挙式会場の参列席に腰を下ろして神前を斜めから見据える。彼の嘲笑し浮かべた苦衷が、荘厳であり清純としたチャペルとに懸隔を生んだ。寧ろ浮き彫りになっているのは彼自身だ。蒼い軍服の見馴れている彼が纏う濡れた黒は、より一層謎めいて魅せている。

何をするわけでもなく、ただ其処に佇むのみ。

狭まる、未来との距離の速さに嫌悪感を抱いた。それが酷く心地が悪い。彼は思った。噛み砕いて言えば、後悔。行き場のない感情の堂々巡り。今更変わることは何もない、変える必要もない。と、冷静に鋭く物事を見透してみてもわだかまりは消えない。

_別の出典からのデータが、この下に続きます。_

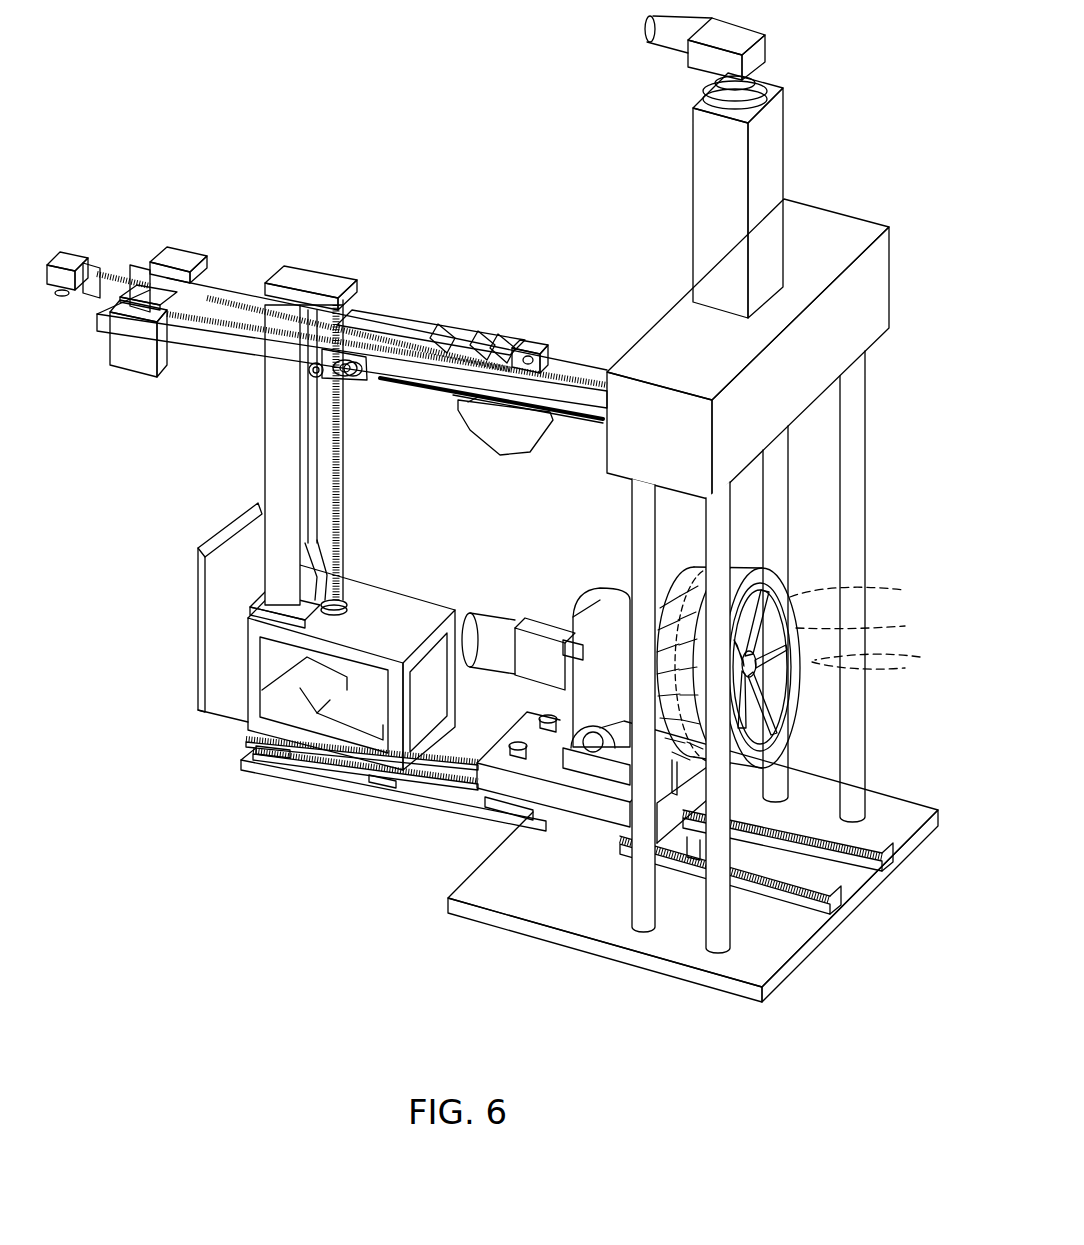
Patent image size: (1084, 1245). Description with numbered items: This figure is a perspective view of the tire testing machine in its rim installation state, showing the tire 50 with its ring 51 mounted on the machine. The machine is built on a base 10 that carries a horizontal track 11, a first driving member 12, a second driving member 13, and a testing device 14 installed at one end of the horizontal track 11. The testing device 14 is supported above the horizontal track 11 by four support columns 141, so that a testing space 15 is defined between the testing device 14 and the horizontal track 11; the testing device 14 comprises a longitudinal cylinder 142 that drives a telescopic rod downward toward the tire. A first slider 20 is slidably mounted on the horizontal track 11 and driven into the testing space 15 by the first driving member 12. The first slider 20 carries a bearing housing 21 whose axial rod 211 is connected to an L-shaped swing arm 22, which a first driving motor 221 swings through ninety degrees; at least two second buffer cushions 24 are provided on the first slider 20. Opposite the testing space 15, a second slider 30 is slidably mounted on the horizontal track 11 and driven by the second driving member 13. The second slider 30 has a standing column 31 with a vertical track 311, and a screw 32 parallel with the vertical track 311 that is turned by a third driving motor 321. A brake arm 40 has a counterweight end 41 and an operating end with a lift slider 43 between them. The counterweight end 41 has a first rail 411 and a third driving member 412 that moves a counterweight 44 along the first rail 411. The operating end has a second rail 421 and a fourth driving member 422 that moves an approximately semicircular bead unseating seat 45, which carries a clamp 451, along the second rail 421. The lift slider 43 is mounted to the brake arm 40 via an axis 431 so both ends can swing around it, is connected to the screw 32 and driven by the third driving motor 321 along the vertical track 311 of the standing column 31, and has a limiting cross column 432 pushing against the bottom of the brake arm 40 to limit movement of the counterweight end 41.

The base 10 is at (815, 972).
The horizontal track 11 is at (840, 880).
The first driving member 12 is at (462, 762).
The second driving member 13 is at (440, 768).
The testing device 14 is at (765, 484).
The support columns 141 is at (852, 517).
The longitudinal cylinder 142 is at (715, 158).
The testing space 15 is at (877, 629).
The first slider 20 is at (540, 823).
The bearing housing 21 is at (529, 816).
The axial rod 211 is at (595, 748).
The L-shaped swing arm 22 is at (598, 640).
The first driving motor 221 is at (505, 635).
The second buffer cushions 24 is at (510, 752).
The second slider 30 is at (290, 631).
The standing column 31 is at (294, 440).
The vertical track 311 is at (312, 497).
The screw 32 is at (337, 470).
The third driving motor 321 is at (305, 657).
The brake arm 40 is at (329, 347).
The counterweight end 41 is at (87, 310).
The first rail 411 is at (195, 290).
The third driving member 412 is at (233, 285).
The second rail 421 is at (583, 420).
The fourth driving member 422 is at (578, 380).
The lift slider 43 is at (315, 394).
The axis 431 is at (365, 386).
The limiting cross column 432 is at (310, 370).
The counterweight 44 is at (130, 360).
The bead unseating seat 45 is at (510, 440).
The clamp 451 is at (527, 350).
The tire 50 is at (793, 667).
The ring 51 is at (800, 620).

向けていた神前から目を反らして思考回路さえ遮断してしまう。どうしようもないことに蓋をする行動に幼稚さが垣間見えて苦笑した。


自らの脆さを、初めて知る。




―…そろそろ戻らなくては


ルークたちも流石に到着している頃だろうと立ち上がる。憑かれたように重い体に倦怠感を覚えながら。扉に向かう足を止め、今一度振り返り神前を見つめた。


―…おめでとう、なんて言いませんからね


頑な意志は諦めに近いのに、今もなお決別することにこんなにも後ろ髪をひく。そして律儀にバージンロードを避けて歩く自身が滑稽で、その中にある細やかな抵抗をみた。中心の路に足を運び、深く踏み貫いた。


貴女が歩く此処の先に

「私が待っていればよかったのですがね」


貴女を待つのは彼でなく、気のおけない唯一無二の親友、そして一国の王。だから余計に皮肉なものだ。ぽつりと落ちた言葉を汲む者はなく、虚しく宙を舞って消えた。

バージンロードに踏み込んだ彼の足は扉ではなく神の御前に運ばれる。神前を仰ぎ、何かを言い欠けて…止めた。何もかもが既に遅い。何もかもが無意味だ。

そう思った。


その時
チャペルの扉がゆっくりと開かれて。留まったままの空間がゆらりと、動き出した。